Another part of the book talks about sensory experience, and how our senses can help with how calm our mind feels. Kate talks about the effects of smell, sound and taste, how each of these senses are filled with neurotransmitters that connect to the brain. Depending on the stimuli, our brain’s capacity to feel calm or stressed is affected. Certain sounds, such as lo-fi music, nature sounds can ease the mind, making it easy to be mindful of thought. Combined with soothing smells and fragrances, as well as mild foods affect our body and can help with maintaining calm. It makes sense when you think of the effect that stimulants such as alcohol, cigarettes and hard drugs, when combined with loud music, can have on the mind and body. Surrounding ourselves with the right substances for our senses can help with our efforts to create calm, as well as being around people that help us be in the right state of mind.
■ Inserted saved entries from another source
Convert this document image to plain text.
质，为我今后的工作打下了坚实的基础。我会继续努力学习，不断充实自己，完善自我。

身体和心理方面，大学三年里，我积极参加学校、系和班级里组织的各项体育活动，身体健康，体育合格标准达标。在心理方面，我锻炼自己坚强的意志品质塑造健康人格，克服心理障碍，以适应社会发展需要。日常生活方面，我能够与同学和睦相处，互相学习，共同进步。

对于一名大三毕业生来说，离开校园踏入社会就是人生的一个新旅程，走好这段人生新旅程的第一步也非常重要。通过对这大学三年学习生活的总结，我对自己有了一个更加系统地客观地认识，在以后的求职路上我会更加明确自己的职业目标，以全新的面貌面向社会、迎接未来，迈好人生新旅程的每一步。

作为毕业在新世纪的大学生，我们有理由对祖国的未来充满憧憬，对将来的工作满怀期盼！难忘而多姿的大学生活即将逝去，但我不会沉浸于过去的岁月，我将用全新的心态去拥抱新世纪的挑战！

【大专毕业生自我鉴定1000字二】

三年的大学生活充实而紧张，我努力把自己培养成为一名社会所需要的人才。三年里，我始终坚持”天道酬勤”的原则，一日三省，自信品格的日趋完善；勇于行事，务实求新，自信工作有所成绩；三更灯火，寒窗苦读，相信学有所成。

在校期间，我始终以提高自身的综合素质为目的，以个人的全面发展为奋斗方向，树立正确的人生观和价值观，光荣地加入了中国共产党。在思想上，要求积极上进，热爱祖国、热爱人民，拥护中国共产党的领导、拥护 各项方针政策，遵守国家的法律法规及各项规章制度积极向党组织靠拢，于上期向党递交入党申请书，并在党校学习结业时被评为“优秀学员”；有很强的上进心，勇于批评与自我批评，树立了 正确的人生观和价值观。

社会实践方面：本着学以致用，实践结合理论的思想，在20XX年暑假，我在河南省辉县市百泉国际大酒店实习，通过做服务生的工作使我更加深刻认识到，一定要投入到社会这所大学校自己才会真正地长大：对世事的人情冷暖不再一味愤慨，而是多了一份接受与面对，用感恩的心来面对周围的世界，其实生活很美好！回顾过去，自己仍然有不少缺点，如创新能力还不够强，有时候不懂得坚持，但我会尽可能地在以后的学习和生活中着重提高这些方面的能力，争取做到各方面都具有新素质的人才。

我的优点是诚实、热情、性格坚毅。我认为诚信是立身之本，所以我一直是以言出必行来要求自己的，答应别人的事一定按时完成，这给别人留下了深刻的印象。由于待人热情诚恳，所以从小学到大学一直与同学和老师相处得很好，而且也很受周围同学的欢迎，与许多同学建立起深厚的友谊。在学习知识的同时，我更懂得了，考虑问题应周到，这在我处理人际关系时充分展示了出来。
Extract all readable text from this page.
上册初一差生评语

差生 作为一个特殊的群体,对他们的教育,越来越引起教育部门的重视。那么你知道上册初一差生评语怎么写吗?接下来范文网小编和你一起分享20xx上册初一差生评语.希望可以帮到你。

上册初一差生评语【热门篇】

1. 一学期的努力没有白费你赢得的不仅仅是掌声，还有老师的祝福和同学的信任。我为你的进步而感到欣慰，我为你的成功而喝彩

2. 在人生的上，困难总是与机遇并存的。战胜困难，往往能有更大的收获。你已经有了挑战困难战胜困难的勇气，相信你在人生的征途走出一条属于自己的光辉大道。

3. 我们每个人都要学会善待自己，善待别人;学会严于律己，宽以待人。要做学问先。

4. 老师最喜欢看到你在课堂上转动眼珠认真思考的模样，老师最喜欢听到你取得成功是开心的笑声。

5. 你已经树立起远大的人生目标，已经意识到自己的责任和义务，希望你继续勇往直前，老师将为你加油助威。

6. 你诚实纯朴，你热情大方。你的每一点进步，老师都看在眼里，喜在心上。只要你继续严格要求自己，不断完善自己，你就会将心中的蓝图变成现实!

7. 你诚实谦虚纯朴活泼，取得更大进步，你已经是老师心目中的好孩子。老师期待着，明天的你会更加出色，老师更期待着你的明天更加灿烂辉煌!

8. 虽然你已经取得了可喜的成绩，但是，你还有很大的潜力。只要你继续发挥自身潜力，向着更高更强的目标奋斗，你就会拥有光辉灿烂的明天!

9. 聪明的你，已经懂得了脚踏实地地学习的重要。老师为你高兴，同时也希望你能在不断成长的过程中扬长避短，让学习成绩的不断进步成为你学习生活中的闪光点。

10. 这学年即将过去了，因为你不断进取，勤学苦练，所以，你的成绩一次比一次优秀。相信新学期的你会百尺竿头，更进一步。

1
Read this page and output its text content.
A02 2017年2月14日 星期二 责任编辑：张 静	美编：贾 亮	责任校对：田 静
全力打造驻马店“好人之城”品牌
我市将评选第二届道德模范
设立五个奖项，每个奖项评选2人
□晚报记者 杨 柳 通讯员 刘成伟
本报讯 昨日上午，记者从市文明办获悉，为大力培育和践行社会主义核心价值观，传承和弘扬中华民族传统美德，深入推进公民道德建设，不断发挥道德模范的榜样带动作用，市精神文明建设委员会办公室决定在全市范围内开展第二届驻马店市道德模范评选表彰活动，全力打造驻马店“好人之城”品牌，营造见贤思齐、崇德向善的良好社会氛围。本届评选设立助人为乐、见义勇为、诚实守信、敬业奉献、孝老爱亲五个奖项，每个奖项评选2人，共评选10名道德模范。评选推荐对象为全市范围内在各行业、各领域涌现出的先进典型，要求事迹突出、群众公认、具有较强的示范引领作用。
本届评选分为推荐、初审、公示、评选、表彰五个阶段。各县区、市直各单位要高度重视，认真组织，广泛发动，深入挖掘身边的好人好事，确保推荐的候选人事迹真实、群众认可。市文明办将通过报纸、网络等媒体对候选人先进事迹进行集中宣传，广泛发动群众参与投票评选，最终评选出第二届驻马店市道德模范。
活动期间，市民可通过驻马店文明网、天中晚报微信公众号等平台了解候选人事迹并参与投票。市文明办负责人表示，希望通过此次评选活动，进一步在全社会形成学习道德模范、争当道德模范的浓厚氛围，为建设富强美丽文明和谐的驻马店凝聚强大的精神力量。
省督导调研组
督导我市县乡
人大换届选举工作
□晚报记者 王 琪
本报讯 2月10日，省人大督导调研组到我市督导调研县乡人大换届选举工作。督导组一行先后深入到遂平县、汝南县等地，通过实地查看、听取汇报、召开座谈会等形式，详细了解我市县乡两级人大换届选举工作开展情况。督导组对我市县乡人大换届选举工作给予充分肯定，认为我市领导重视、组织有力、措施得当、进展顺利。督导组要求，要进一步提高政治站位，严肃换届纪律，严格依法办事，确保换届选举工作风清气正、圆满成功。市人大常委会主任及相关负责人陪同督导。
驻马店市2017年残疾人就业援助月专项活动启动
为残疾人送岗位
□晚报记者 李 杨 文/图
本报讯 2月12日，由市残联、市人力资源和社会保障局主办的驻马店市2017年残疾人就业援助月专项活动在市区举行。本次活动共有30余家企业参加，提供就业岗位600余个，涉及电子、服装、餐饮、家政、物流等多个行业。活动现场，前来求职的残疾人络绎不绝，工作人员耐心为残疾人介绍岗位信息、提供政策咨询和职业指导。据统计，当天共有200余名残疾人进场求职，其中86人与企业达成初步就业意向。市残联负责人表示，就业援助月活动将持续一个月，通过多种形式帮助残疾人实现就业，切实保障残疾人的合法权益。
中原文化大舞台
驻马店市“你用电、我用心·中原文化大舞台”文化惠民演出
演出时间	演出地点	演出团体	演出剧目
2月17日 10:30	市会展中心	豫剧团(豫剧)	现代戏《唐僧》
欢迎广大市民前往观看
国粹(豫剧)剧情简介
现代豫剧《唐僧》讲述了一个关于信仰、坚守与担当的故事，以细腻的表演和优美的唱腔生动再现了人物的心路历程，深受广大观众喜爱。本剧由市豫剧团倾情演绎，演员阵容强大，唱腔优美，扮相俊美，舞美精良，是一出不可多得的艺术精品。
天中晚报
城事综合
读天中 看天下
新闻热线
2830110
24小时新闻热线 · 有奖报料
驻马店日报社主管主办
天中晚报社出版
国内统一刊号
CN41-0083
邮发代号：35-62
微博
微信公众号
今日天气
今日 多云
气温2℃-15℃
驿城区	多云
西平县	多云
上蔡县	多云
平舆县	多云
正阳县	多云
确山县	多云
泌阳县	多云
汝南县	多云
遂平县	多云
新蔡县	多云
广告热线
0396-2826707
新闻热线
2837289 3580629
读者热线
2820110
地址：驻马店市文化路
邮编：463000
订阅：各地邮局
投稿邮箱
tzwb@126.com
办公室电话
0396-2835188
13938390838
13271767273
The core element of the book is to address how being calm can help ease our minds and therefore, our lives as well. I’ve spoken about the Stoic concept of Ataraxia, a form of serenity and calmness in one’s state of mind. When we’re calm, we’re able to make decisions that account for our own well-being, rather than fall into impulsive urges. We’re able to respond to situations with neutrality, without being too affected by external circumstances. Our ability to control our anger improves, thus strengthening our relationships with the people around us. Anger does more harm than good, and it feels like nothing less than a superpower to be able to approach each situation with a calm and composed mindset.

This book was key to helping me find my interest towards spirituality. It’s a great book for anyone who deals with stress and anxiety, looking for relief. Eliminating these thoughts for good is not what this book promises, which is my favourite part about it. It’s about acknowledging their presence, and finding a way for them to reside in our mind harmoniously. So, that’s my book for December, great read.

This blog wasn't sponsored by anyone, so these recommendations were 100% genuine. If you’ve read either of these books, we’d love to hear your thoughts and takeaways about them, as well as any book recommendations you have to share.

Until then, happy reading!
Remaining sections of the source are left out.